M. Barroso renvoie Londres et Paris dos à dos…

« Pour nous, un accord c’est un accord. Il y a eu un accord en 2002 (sur les dépenses de soutien des revenus et des marchés agricoles de 2007 à 2013) et cet accord reste valable », a déclaré José Manuel Barroso le 22 juin, lors d’une conférence de presse à Bruxelles. « Ce n’est pas raisonnable de vouloir faire maintenant une révision de la Pac. Remettre en cause toute une politique pour trouver un accord sur le budget, ce n’est pas la bonne voie. On risque de ne trouver un accord ni sur l’un, ni sur l’autre », a estimé le président de la Commission européenne. « Nous pouvons seulement demander à tous de faire un compromis, un compromis sur la Pac, un compromis sur le rabais britannique», a-t-il ajouté, réitérant la proposition avancée par la Commission pendant le sommet de Bruxelles, et rejetée par M. Blair, à savoir une « clause de révision» du budget communautaire en 2008.

Le même jour, devant le Parlement européen à Bruxelles, le premier ministre luxembourgeois, Jean-Claude Juncker, qui termine le 30 juin sa présidence de l’UE, a sévèrement critiqué son homologue britannique, lui reprochant son insistance à exiger une remise à plat immédiate des dépenses de la Pac, quand ses partenaires, France incluse, étaient prêts à accepter l’idée de revoir à partir de 2008 l’ensemble de la structure des finances communautaires.

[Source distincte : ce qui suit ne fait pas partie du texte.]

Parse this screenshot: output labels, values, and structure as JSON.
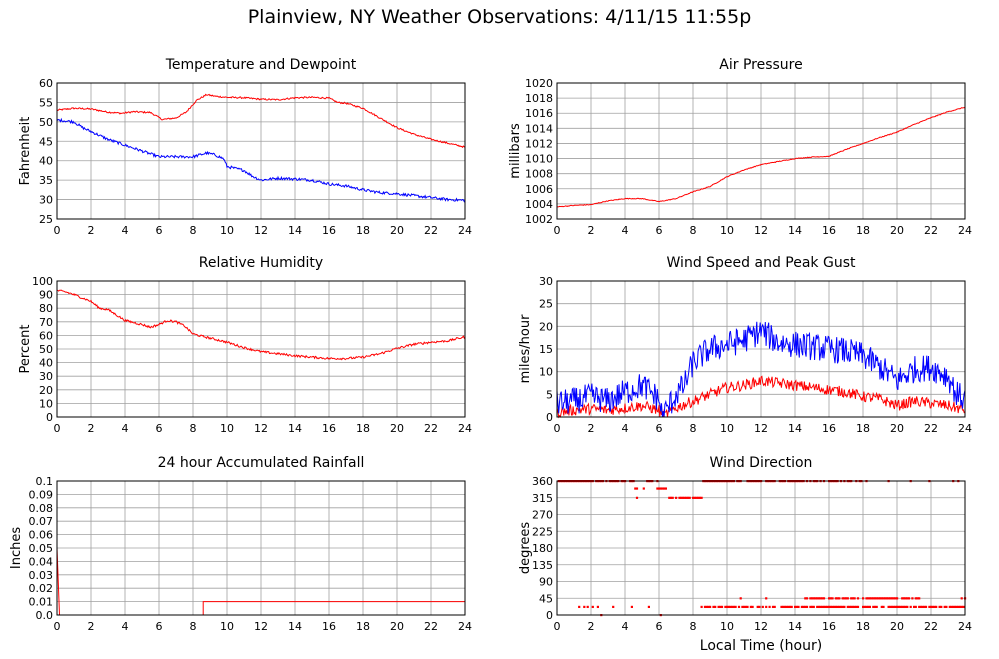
{
  "title": "Plainview, NY Weather Observations: 4/11/15 11:55p",
  "colors": {
    "red": "#ff0000",
    "blue": "#0000ff",
    "grid": "#a0a0a0",
    "frame": "#000000"
  },
  "chart_data": [
    {
      "id": "temp",
      "type": "line",
      "title": "Temperature and Dewpoint",
      "ylabel": "Fahrenheit",
      "xlabel": "",
      "xlim": [
        0,
        24
      ],
      "ylim": [
        25,
        60
      ],
      "yticks": [
        25,
        30,
        35,
        40,
        45,
        50,
        55,
        60
      ],
      "xticks": [
        0,
        2,
        4,
        6,
        8,
        10,
        12,
        14,
        16,
        18,
        20,
        22,
        24
      ],
      "grid": true,
      "series": [
        {
          "color": "#ff0000",
          "noise": 0.2,
          "x": [
            0,
            1,
            2,
            3,
            3.8,
            4.5,
            5.5,
            6.2,
            7,
            7.6,
            8.2,
            8.8,
            9.3,
            10,
            11,
            12,
            13,
            14,
            15,
            16,
            16.5,
            17,
            18,
            19,
            20,
            21,
            22,
            23,
            24
          ],
          "y": [
            53,
            53.5,
            53.3,
            52.5,
            52.2,
            52.6,
            52.4,
            50.6,
            51,
            52.5,
            55.5,
            57,
            56.6,
            56.3,
            56.2,
            55.8,
            55.7,
            56.2,
            56.3,
            56.1,
            55,
            54.8,
            53.5,
            51,
            48.5,
            46.8,
            45.5,
            44.5,
            43.5
          ]
        },
        {
          "color": "#0000ff",
          "noise": 0.35,
          "x": [
            0,
            1,
            1.5,
            2,
            3,
            4,
            5,
            6,
            7,
            8,
            8.8,
            9.3,
            9.8,
            10,
            10.5,
            11,
            11.5,
            12,
            13,
            14,
            15,
            16,
            17,
            18,
            19,
            20,
            21,
            22,
            23,
            24
          ],
          "y": [
            50.5,
            50,
            48.5,
            47.5,
            45.5,
            44,
            42.5,
            41,
            41,
            41,
            42,
            41.5,
            40.5,
            38.5,
            38,
            37.5,
            36,
            35,
            35.5,
            35.3,
            35,
            34,
            33.5,
            32.5,
            31.8,
            31.5,
            31,
            30.5,
            30,
            29.8
          ]
        }
      ]
    },
    {
      "id": "pressure",
      "type": "line",
      "title": "Air Pressure",
      "ylabel": "millibars",
      "xlabel": "",
      "xlim": [
        0,
        24
      ],
      "ylim": [
        1002,
        1020
      ],
      "yticks": [
        1002,
        1004,
        1006,
        1008,
        1010,
        1012,
        1014,
        1016,
        1018,
        1020
      ],
      "xticks": [
        0,
        2,
        4,
        6,
        8,
        10,
        12,
        14,
        16,
        18,
        20,
        22,
        24
      ],
      "grid": true,
      "series": [
        {
          "color": "#ff0000",
          "noise": 0.05,
          "x": [
            0,
            1,
            2,
            3,
            4,
            5,
            6,
            7,
            8,
            9,
            10,
            11,
            12,
            13,
            14,
            15,
            16,
            17,
            18,
            19,
            20,
            21,
            22,
            23,
            24
          ],
          "y": [
            1003.6,
            1003.8,
            1003.9,
            1004.4,
            1004.7,
            1004.7,
            1004.3,
            1004.7,
            1005.6,
            1006.3,
            1007.6,
            1008.5,
            1009.2,
            1009.6,
            1010,
            1010.2,
            1010.3,
            1011.2,
            1012,
            1012.8,
            1013.5,
            1014.5,
            1015.4,
            1016.2,
            1016.8
          ]
        }
      ]
    },
    {
      "id": "humidity",
      "type": "line",
      "title": "Relative Humidity",
      "ylabel": "Percent",
      "xlabel": "",
      "xlim": [
        0,
        24
      ],
      "ylim": [
        0,
        100
      ],
      "yticks": [
        0,
        10,
        20,
        30,
        40,
        50,
        60,
        70,
        80,
        90,
        100
      ],
      "xticks": [
        0,
        2,
        4,
        6,
        8,
        10,
        12,
        14,
        16,
        18,
        20,
        22,
        24
      ],
      "grid": true,
      "series": [
        {
          "color": "#ff0000",
          "noise": 0.8,
          "x": [
            0,
            0.5,
            1,
            2,
            2.5,
            3,
            4,
            5,
            5.5,
            6,
            6.5,
            7,
            7.5,
            8,
            9,
            10,
            11,
            12,
            13,
            14,
            15,
            16,
            17,
            18,
            19,
            20,
            21,
            22,
            23,
            24
          ],
          "y": [
            93,
            92,
            90,
            85,
            80,
            79,
            71,
            68,
            66,
            68,
            71,
            70,
            67,
            61,
            58,
            55,
            51,
            48,
            46.5,
            45,
            44,
            43,
            43,
            44,
            46.5,
            50.5,
            53.5,
            55,
            56,
            59
          ]
        }
      ]
    },
    {
      "id": "wind",
      "type": "line",
      "title": "Wind Speed and Peak Gust",
      "ylabel": "miles/hour",
      "xlabel": "",
      "xlim": [
        0,
        24
      ],
      "ylim": [
        0,
        30
      ],
      "yticks": [
        0,
        5,
        10,
        15,
        20,
        25,
        30
      ],
      "xticks": [
        0,
        2,
        4,
        6,
        8,
        10,
        12,
        14,
        16,
        18,
        20,
        22,
        24
      ],
      "grid": true,
      "series": [
        {
          "color": "#ff0000",
          "noise": 1.2,
          "x": [
            0,
            1,
            2,
            3,
            4,
            5,
            6,
            6.2,
            7,
            8,
            9,
            10,
            11,
            12,
            13,
            14,
            15,
            16,
            17,
            18,
            19,
            20,
            21,
            22,
            23,
            24
          ],
          "y": [
            1,
            1.5,
            1.8,
            1.5,
            2,
            2.5,
            1.5,
            0,
            2,
            3.5,
            5,
            6.5,
            7,
            8,
            7.5,
            7,
            6.5,
            6,
            5.5,
            4.5,
            4,
            2.5,
            3.5,
            3,
            2.5,
            1.5
          ]
        },
        {
          "color": "#0000ff",
          "noise": 3,
          "x": [
            0,
            1,
            2,
            3,
            4,
            5,
            6,
            6.2,
            7,
            7.5,
            8,
            9,
            10,
            11,
            12,
            13,
            14,
            15,
            16,
            17,
            18,
            19,
            20,
            21,
            22,
            23,
            23.5,
            24
          ],
          "y": [
            3,
            3.5,
            4.5,
            3.5,
            5.5,
            7,
            4,
            0,
            5,
            7,
            12,
            15,
            16,
            17,
            19,
            16.5,
            16,
            15.5,
            15,
            14.5,
            13.5,
            11,
            8,
            10.5,
            11,
            9,
            5,
            4
          ]
        }
      ]
    },
    {
      "id": "rain",
      "type": "line",
      "title": "24 hour Accumulated Rainfall",
      "ylabel": "Inches",
      "xlabel": "",
      "xlim": [
        0,
        24
      ],
      "ylim": [
        0,
        0.1
      ],
      "yticks": [
        0,
        0.01,
        0.02,
        0.03,
        0.04,
        0.05,
        0.06,
        0.07,
        0.08,
        0.09,
        0.1
      ],
      "yticklabels": [
        "0.0",
        "0.01",
        "0.02",
        "0.03",
        "0.04",
        "0.05",
        "0.06",
        "0.07",
        "0.08",
        "0.09",
        "0.1"
      ],
      "xticks": [
        0,
        2,
        4,
        6,
        8,
        10,
        12,
        14,
        16,
        18,
        20,
        22,
        24
      ],
      "grid": true,
      "series": [
        {
          "color": "#ff0000",
          "noise": 0,
          "x": [
            0,
            0.15,
            8.6,
            8.6,
            24
          ],
          "y": [
            0.05,
            0,
            0,
            0.01,
            0.01
          ]
        }
      ]
    },
    {
      "id": "direction",
      "type": "scatter",
      "title": "Wind Direction",
      "ylabel": "degrees",
      "xlabel": "Local Time (hour)",
      "xlim": [
        0,
        24
      ],
      "ylim": [
        0,
        360
      ],
      "yticks": [
        0,
        45,
        90,
        135,
        180,
        225,
        270,
        315,
        360
      ],
      "xticks": [
        0,
        2,
        4,
        6,
        8,
        10,
        12,
        14,
        16,
        18,
        20,
        22,
        24
      ],
      "grid": true,
      "series": [
        {
          "color": "#ff0000",
          "segments": [
            {
              "x0": 0,
              "x1": 4.5,
              "y": 360
            },
            {
              "x0": 4.5,
              "x1": 5.2,
              "y": 340
            },
            {
              "x0": 5.3,
              "x1": 5.9,
              "y": 360
            },
            {
              "x0": 5.9,
              "x1": 6.5,
              "y": 340
            },
            {
              "x0": 6.6,
              "x1": 8.5,
              "y": 315
            },
            {
              "x0": 8.6,
              "x1": 18.5,
              "y": 360
            },
            {
              "x0": 14.5,
              "x1": 21.5,
              "y": 45
            },
            {
              "x0": 8.5,
              "x1": 24,
              "y": 22
            }
          ],
          "points": [
            {
              "x": 1.3,
              "y": 22
            },
            {
              "x": 1.6,
              "y": 22
            },
            {
              "x": 1.8,
              "y": 22
            },
            {
              "x": 2.1,
              "y": 22
            },
            {
              "x": 2.4,
              "y": 22
            },
            {
              "x": 2.6,
              "y": 0
            },
            {
              "x": 3.3,
              "y": 22
            },
            {
              "x": 4.4,
              "y": 22
            },
            {
              "x": 4.7,
              "y": 315
            },
            {
              "x": 5.4,
              "y": 22
            },
            {
              "x": 6.1,
              "y": 0
            },
            {
              "x": 19.5,
              "y": 360
            },
            {
              "x": 20.8,
              "y": 360
            },
            {
              "x": 21.9,
              "y": 360
            },
            {
              "x": 23.3,
              "y": 360
            },
            {
              "x": 23.6,
              "y": 360
            },
            {
              "x": 23.8,
              "y": 45
            },
            {
              "x": 24,
              "y": 45
            },
            {
              "x": 10.8,
              "y": 45
            },
            {
              "x": 12.3,
              "y": 45
            }
          ]
        }
      ]
    }
  ]
}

… et critique le « club des Six »

M. Barroso s’en est pris par ailleurs au « club des Six » (France, Royaume-Uni, Suède, Pays-Bas, Autriche, Allemagne) qui avaient signé une lettre commune fin 2003 demandant un budget limité à 1% du produits intérieur brut (PIB), contre 1,24% proposé par la Commission. « La lettre des Six a été une erreur, on en voit le résultat. Le soi-disant club des Six était d’accord pour réduire les dépenses et ils se sont complètement divisés au Conseil européen », a-t-il constaté, rappelant que le Royaume-Uni, les Pays-Bas et la Suède se sont opposés au compromis de la présidence luxembourgeoise, qui était soutenu en revanche par la France, l’Allemagne et l’Autriche.

Le président de la Commission a également critiqué implicitement l’attitude de la France qui, dans les négociations, demandait une diminution des dépenses sans toucher à l’agriculture. « Comme on a réduit susbtantiellement le chapitre compétitivité, la partie relative de l’agriculture dans le budget est plus forte », a-t-il relevé.« Si nos amis britanniques pensent qu’ils peuvent avoir tout ce qu’ils veulent, c’est une erreur. Si nos amis français pensent qu’ils peuvent avoir tout ce qu’ils veulent aussi, c’est une erreur », a résumé M. Barroso.